Il lavoro della Procura, sostenuto anche dalla documentazione della Regione, dei comitati e dei cittadini, ha permesso di dimostrare che i vertici di Miteni – e delle due holding alle spalle, la giapponese Mitsubishi Corporation e la tedesca ICIG – erano pienamente consapevoli dei rischi ambientali e sanitari derivanti dallo scarico e dall’interramento delle sostanze perfluoroalchiliche.
L’inquinamento si è protratto per decenni, senza che venissero adottate misure adeguate.

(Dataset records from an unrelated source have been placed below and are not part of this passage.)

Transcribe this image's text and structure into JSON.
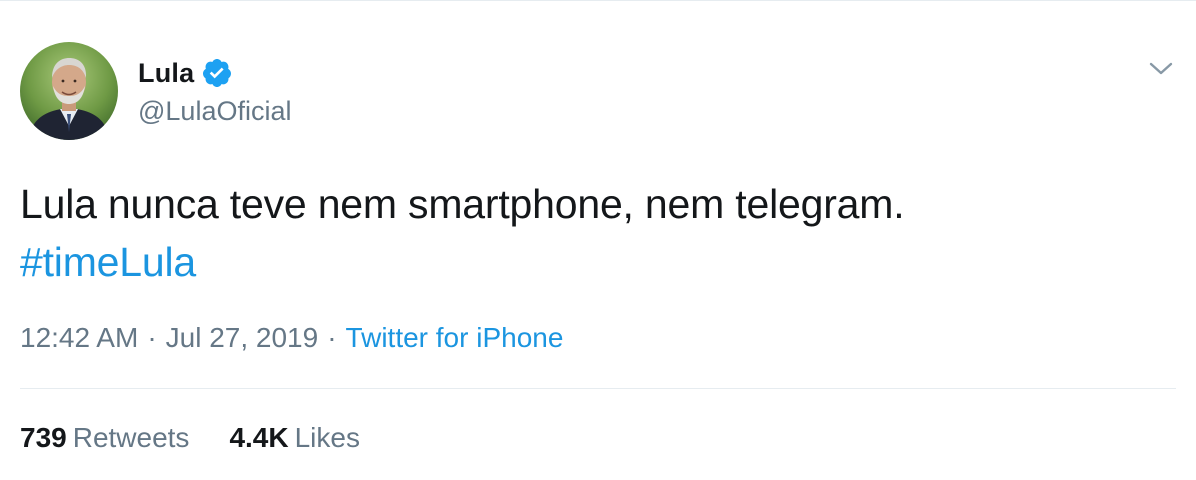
{
  "author": {
    "display_name": "Lula",
    "handle": "@LulaOficial",
    "verified": true,
    "avatar_icon": "profile-photo"
  },
  "tweet": {
    "text": "Lula nunca teve nem smartphone, nem telegram.",
    "hashtag": "#timeLula"
  },
  "meta": {
    "time": "12:42 AM",
    "separator": "·",
    "date": "Jul 27, 2019",
    "source": "Twitter for iPhone"
  },
  "stats": {
    "retweets_count": "739",
    "retweets_label": "Retweets",
    "likes_count": "4.4K",
    "likes_label": "Likes"
  },
  "colors": {
    "link_blue": "#1b95e0",
    "verified_blue": "#1da1f2",
    "muted_gray": "#657786",
    "text_dark": "#14171a",
    "divider": "#e6ecf0"
  },
  "icons": {
    "verified": "verified-badge-icon",
    "menu": "chevron-down-icon"
  }
}
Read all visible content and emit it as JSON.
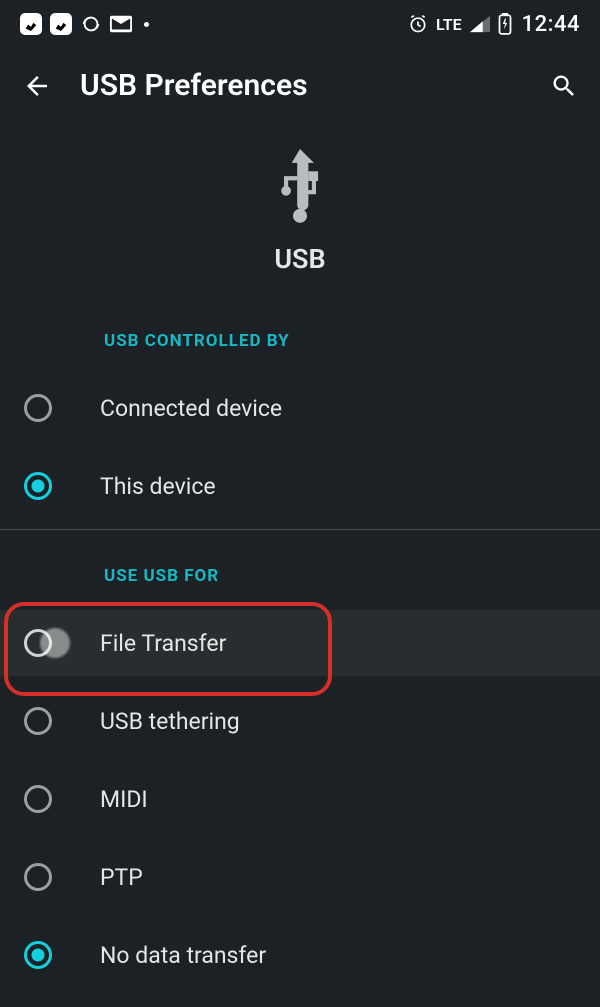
{
  "status_bar": {
    "network": "LTE",
    "time": "12:44"
  },
  "header": {
    "title": "USB Preferences"
  },
  "hero": {
    "label": "USB"
  },
  "section_controlled_by": {
    "label": "USB CONTROLLED BY",
    "options": {
      "connected_device": "Connected device",
      "this_device": "This device"
    },
    "selected": "this_device"
  },
  "section_use_for": {
    "label": "USE USB FOR",
    "options": {
      "file_transfer": "File Transfer",
      "usb_tethering": "USB tethering",
      "midi": "MIDI",
      "ptp": "PTP",
      "no_data_transfer": "No data transfer"
    },
    "selected": "no_data_transfer",
    "highlighted": "file_transfer"
  }
}
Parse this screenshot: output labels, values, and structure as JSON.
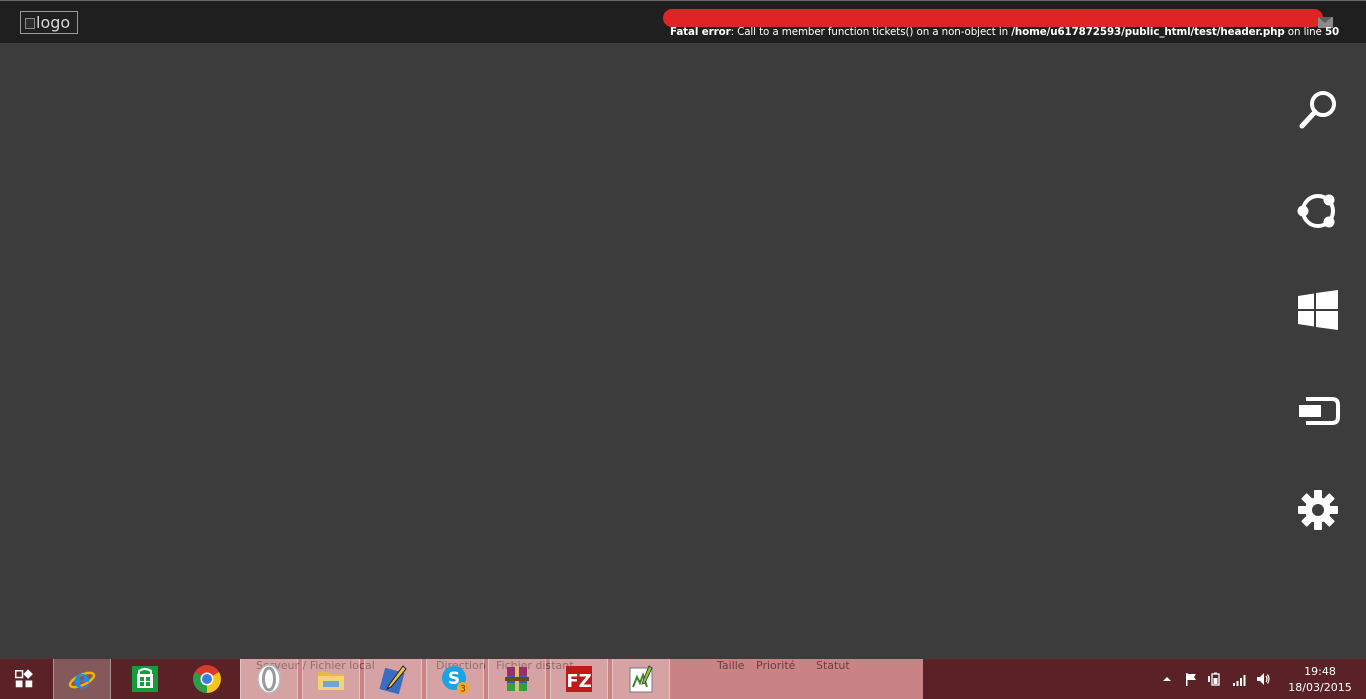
{
  "header": {
    "logo_alt": "logo",
    "error": {
      "label": "Fatal error",
      "message": ": Call to a member function tickets() on a non-object in ",
      "path": "/home/u617872593/public_html/test/header.php",
      "on_line": " on line ",
      "line": "50"
    }
  },
  "charms": [
    {
      "name": "Search",
      "icon": "search-icon"
    },
    {
      "name": "Share",
      "icon": "share-icon"
    },
    {
      "name": "Start",
      "icon": "windows-icon"
    },
    {
      "name": "Devices",
      "icon": "devices-icon"
    },
    {
      "name": "Settings",
      "icon": "gear-icon"
    }
  ],
  "taskbar": {
    "pane_labels": {
      "server_file": "Serveur / Fichier local",
      "direction": "Direction",
      "remote_file": "Fichier distant",
      "size": "Taille",
      "priority": "Priorité",
      "status": "Statut"
    },
    "apps": [
      {
        "name": "Internet Explorer",
        "icon": "ie-icon"
      },
      {
        "name": "Store",
        "icon": "store-icon"
      },
      {
        "name": "Chrome",
        "icon": "chrome-icon"
      },
      {
        "name": "Opera",
        "icon": "opera-icon"
      },
      {
        "name": "File Explorer",
        "icon": "folder-icon"
      },
      {
        "name": "Editor",
        "icon": "pen-icon"
      },
      {
        "name": "Skype",
        "icon": "skype-icon",
        "badge": "3"
      },
      {
        "name": "WinRAR",
        "icon": "winrar-icon"
      },
      {
        "name": "FileZilla",
        "icon": "filezilla-icon"
      },
      {
        "name": "Notepad++",
        "icon": "notepad-icon"
      }
    ],
    "clock": {
      "time": "19:48",
      "date": "18/03/2015"
    }
  },
  "colors": {
    "background": "#3c3c3c",
    "topbar": "#1f1f1f",
    "redaction": "#e02424",
    "taskbar": "#5a2226",
    "taskbar_pane": "#c98385"
  }
}
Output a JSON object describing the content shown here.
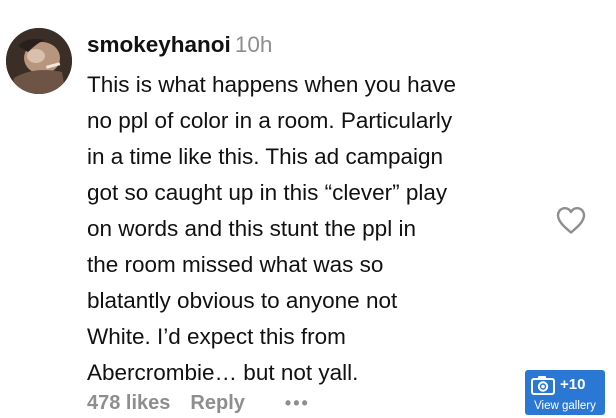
{
  "comment": {
    "username": "smokeyhanoi",
    "time": "10h",
    "lines": [
      "This is what happens when you have",
      "no ppl of color in a room. Particularly",
      "in a time like this. This ad campaign",
      "got so caught up in this “clever” play",
      "on words and this stunt the ppl in",
      "the room missed what was so",
      "blatantly obvious to anyone not",
      "White. I’d expect this from",
      "Abercrombie… but not yall."
    ],
    "likes": "478 likes",
    "reply_label": "Reply",
    "more_label": "•••",
    "like_icon": "heart-outline-icon"
  },
  "gallery": {
    "count": "+10",
    "label": "View gallery",
    "icon": "camera-icon",
    "color": "#2b78d4"
  },
  "colors": {
    "text": "#111111",
    "muted": "#8e8e8e",
    "background": "#ffffff"
  }
}
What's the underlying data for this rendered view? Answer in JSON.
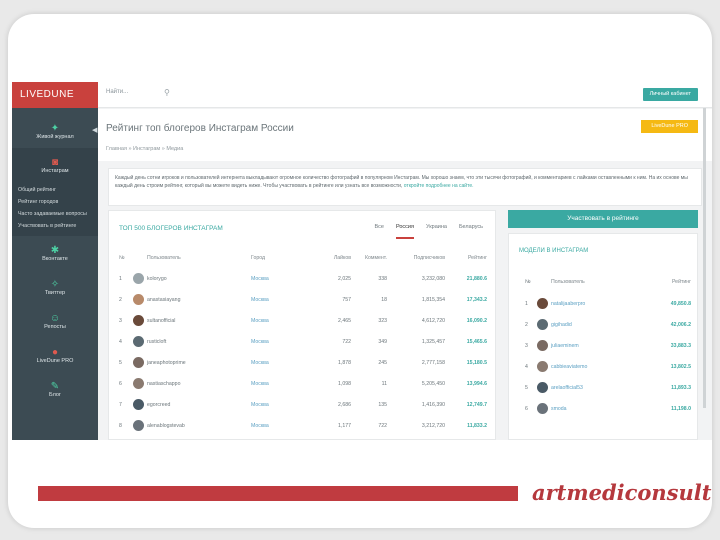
{
  "app": {
    "logo": "LIVEDUNE"
  },
  "search": {
    "placeholder": "Найти..."
  },
  "topbar": {
    "button_label": "Личный кабинет"
  },
  "page": {
    "title": "Рейтинг топ блогеров Инстаграм России",
    "breadcrumb": "Главная » Инстаграм » Медиа",
    "yellow_button": "LiveDune PRO"
  },
  "info": {
    "text": "Каждый день сотни игроков и пользователей интернета выкладывают огромное количество фотографий в популярном Инстаграм. Мы хорошо знаем, что эти тысячи фотографий, и комментариев с лайками оставленными к ним. На их основе мы каждый день строим рейтинг, который вы можете видеть ниже. Чтобы участвовать в рейтинге или узнать все возможности,",
    "link": "откройте подробнее на сайте."
  },
  "sidebar": {
    "items": [
      {
        "label": "Живой журнал",
        "icon": "bird-icon"
      },
      {
        "label": "Инстаграм",
        "icon": "instagram-icon"
      },
      {
        "label": "Вконтакте",
        "icon": "vk-icon"
      },
      {
        "label": "Твиттер",
        "icon": "twitter-icon"
      },
      {
        "label": "Репосты",
        "icon": "smile-icon"
      },
      {
        "label": "LiveDune PRO",
        "icon": "pro-icon"
      },
      {
        "label": "Блог",
        "icon": "blog-icon"
      }
    ],
    "sub": [
      "Общий рейтинг",
      "Рейтинг городов",
      "Часто задаваемые вопросы",
      "Участвовать в рейтинге"
    ]
  },
  "table": {
    "title": "ТОП 500 БЛОГЕРОВ ИНСТАГРАМ",
    "tabs": [
      "Все",
      "Россия",
      "Украина",
      "Беларусь"
    ],
    "active_tab": "Россия",
    "headers": {
      "n": "№",
      "user": "Пользователь",
      "city": "Город",
      "likes": "Лайков",
      "comments": "Коммент.",
      "subs": "Подписчиков",
      "rating": "Рейтинг"
    },
    "rows": [
      {
        "n": "1",
        "user": "kolorygo",
        "city": "Москва",
        "likes": "2,025",
        "comments": "338",
        "subs": "3,232,080",
        "rating": "21,880.6"
      },
      {
        "n": "2",
        "user": "anastasiayang",
        "city": "Москва",
        "likes": "757",
        "comments": "18",
        "subs": "1,815,354",
        "rating": "17,343.2"
      },
      {
        "n": "3",
        "user": "sultanofficial",
        "city": "Москва",
        "likes": "2,465",
        "comments": "323",
        "subs": "4,612,720",
        "rating": "16,090.2"
      },
      {
        "n": "4",
        "user": "rusticloft",
        "city": "Москва",
        "likes": "722",
        "comments": "349",
        "subs": "1,325,457",
        "rating": "15,465.6"
      },
      {
        "n": "5",
        "user": "janeaphotoprime",
        "city": "Москва",
        "likes": "1,878",
        "comments": "245",
        "subs": "2,777,158",
        "rating": "15,180.5"
      },
      {
        "n": "6",
        "user": "nastiaschappo",
        "city": "Москва",
        "likes": "1,098",
        "comments": "11",
        "subs": "5,205,450",
        "rating": "13,994.6"
      },
      {
        "n": "7",
        "user": "egorcreed",
        "city": "Москва",
        "likes": "2,686",
        "comments": "135",
        "subs": "1,416,390",
        "rating": "12,749.7"
      },
      {
        "n": "8",
        "user": "alenablogstevab",
        "city": "Москва",
        "likes": "1,177",
        "comments": "722",
        "subs": "3,212,720",
        "rating": "11,833.2"
      }
    ]
  },
  "right": {
    "participate_button": "Участвовать в рейтинге",
    "models_title": "МОДЕЛИ В ИНСТАГРАМ",
    "headers": {
      "n": "№",
      "user": "Пользователь",
      "rating": "Рейтинг"
    },
    "rows": [
      {
        "n": "1",
        "user": "natalijaaberpro",
        "rating": "49,850.8"
      },
      {
        "n": "2",
        "user": "gigihadid",
        "rating": "42,006.2"
      },
      {
        "n": "3",
        "user": "juliaeminem",
        "rating": "33,883.3"
      },
      {
        "n": "4",
        "user": "cabbieaviatemo",
        "rating": "13,802.5"
      },
      {
        "n": "5",
        "user": "arelaofficial53",
        "rating": "11,893.3"
      },
      {
        "n": "6",
        "user": "smoda",
        "rating": "11,198.0"
      }
    ]
  },
  "footer": {
    "brand": "artmediconsult.ru"
  },
  "colors": {
    "accent": "#3aa9a2",
    "brand_red": "#c9413d",
    "yellow": "#f5b913",
    "sidebar": "#3c4b53"
  }
}
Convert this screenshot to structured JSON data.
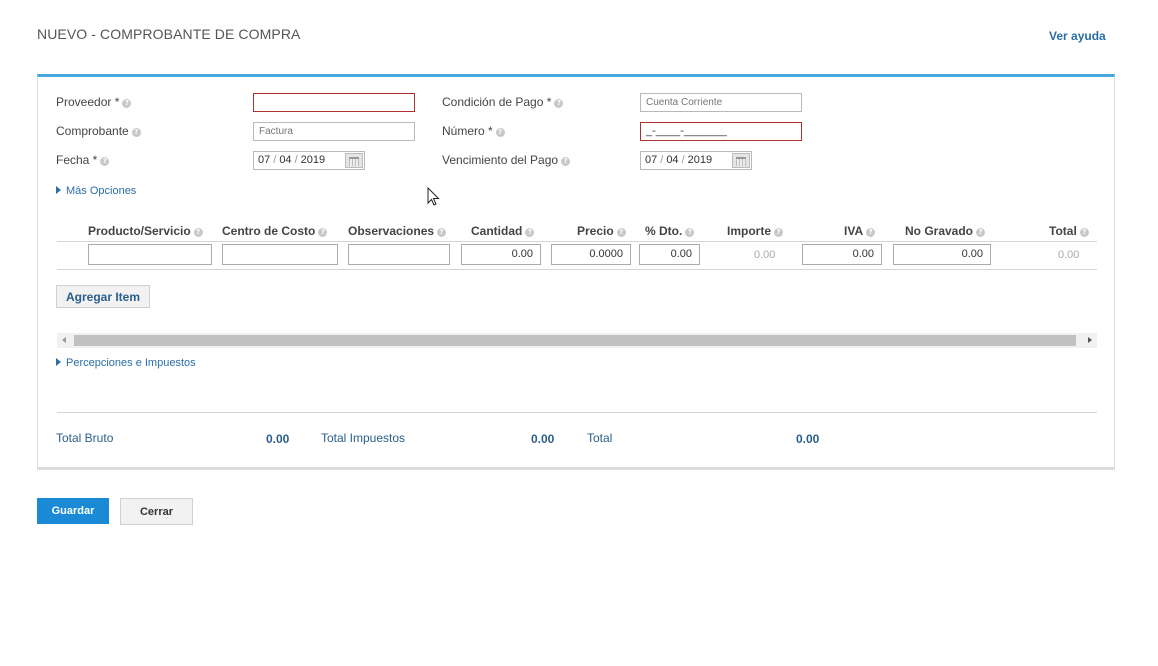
{
  "page": {
    "title": "NUEVO - COMPROBANTE DE COMPRA",
    "help_link": "Ver ayuda"
  },
  "form": {
    "proveedor": {
      "label": "Proveedor *",
      "value": ""
    },
    "comprobante": {
      "label": "Comprobante",
      "placeholder": "Factura"
    },
    "fecha": {
      "label": "Fecha *",
      "day": "07",
      "month": "04",
      "year": "2019"
    },
    "condicion_pago": {
      "label": "Condición de Pago *",
      "placeholder": "Cuenta Corriente"
    },
    "numero": {
      "label": "Número *",
      "mask": "_-____-_______"
    },
    "vencimiento": {
      "label": "Vencimiento del Pago",
      "day": "07",
      "month": "04",
      "year": "2019"
    },
    "more_options": "Más Opciones"
  },
  "items_table": {
    "headers": [
      "Producto/Servicio",
      "Centro de Costo",
      "Observaciones",
      "Cantidad",
      "Precio",
      "% Dto.",
      "Importe",
      "IVA",
      "No Gravado",
      "Total"
    ],
    "row": {
      "producto": "",
      "centro_costo": "",
      "observaciones": "",
      "cantidad": "0.00",
      "precio": "0.0000",
      "dto": "0.00",
      "importe": "0.00",
      "iva": "0.00",
      "no_gravado": "0.00",
      "total": "0.00"
    },
    "add_item_label": "Agregar Item"
  },
  "percepciones_label": "Percepciones e Impuestos",
  "totals": {
    "bruto_label": "Total Bruto",
    "bruto_value": "0.00",
    "impuestos_label": "Total Impuestos",
    "impuestos_value": "0.00",
    "total_label": "Total",
    "total_value": "0.00"
  },
  "actions": {
    "save": "Guardar",
    "close": "Cerrar"
  },
  "colors": {
    "accent": "#1a8ad6",
    "panel_top": "#48a8e0",
    "error_border": "#b03030",
    "link": "#2a6ea8"
  },
  "icons": [
    "help-icon",
    "calendar-icon",
    "expand-caret-icon",
    "mouse-pointer-icon"
  ]
}
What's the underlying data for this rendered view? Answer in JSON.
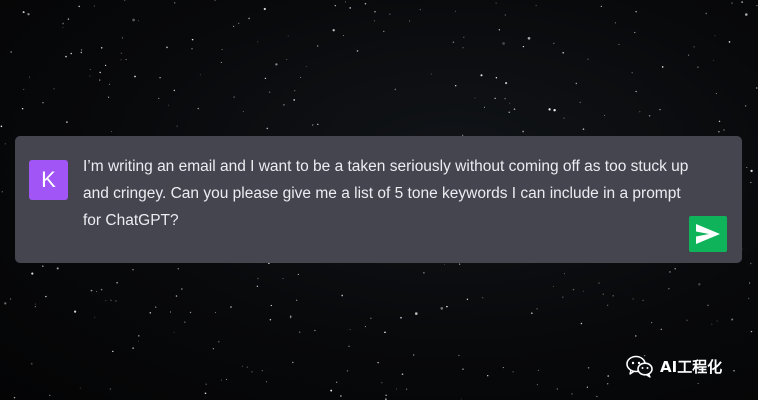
{
  "prompt_card": {
    "avatar_letter": "K",
    "message": "I’m writing an email and I want to be a taken seriously without coming off as too stuck up and cringey. Can you please give me a list of 5 tone keywords I can include in a prompt for ChatGPT?",
    "send_icon": "send-arrow-icon"
  },
  "watermark": {
    "icon": "wechat-icon",
    "text": "AI工程化"
  },
  "colors": {
    "card_background": "#44454f",
    "avatar_background": "#a155f7",
    "send_button": "#0fb45a",
    "text": "#ececf1"
  }
}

Alcuni operai dello stabilimento, nel frattempo deceduti, sono diventati il simbolo umano di questa tragedia silenziosa. E proprio pochi mesi fa, nel maggio 2025, il Tribunale del Lavoro di Vicenza ha riconosciuto per la prima volta un nesso causale diretto tra l’esposizione professionale ai PFAS e la morte di un dipendente della Miteni.
Ma la battaglia non è finita.
Resta ora da bonificare il sito contaminato di Trissino, mettere in sicurezza le falde, proseguire con i controlli sanitari e ambientali, accompagnare le comunità nell’elaborazione di una ferita profonda.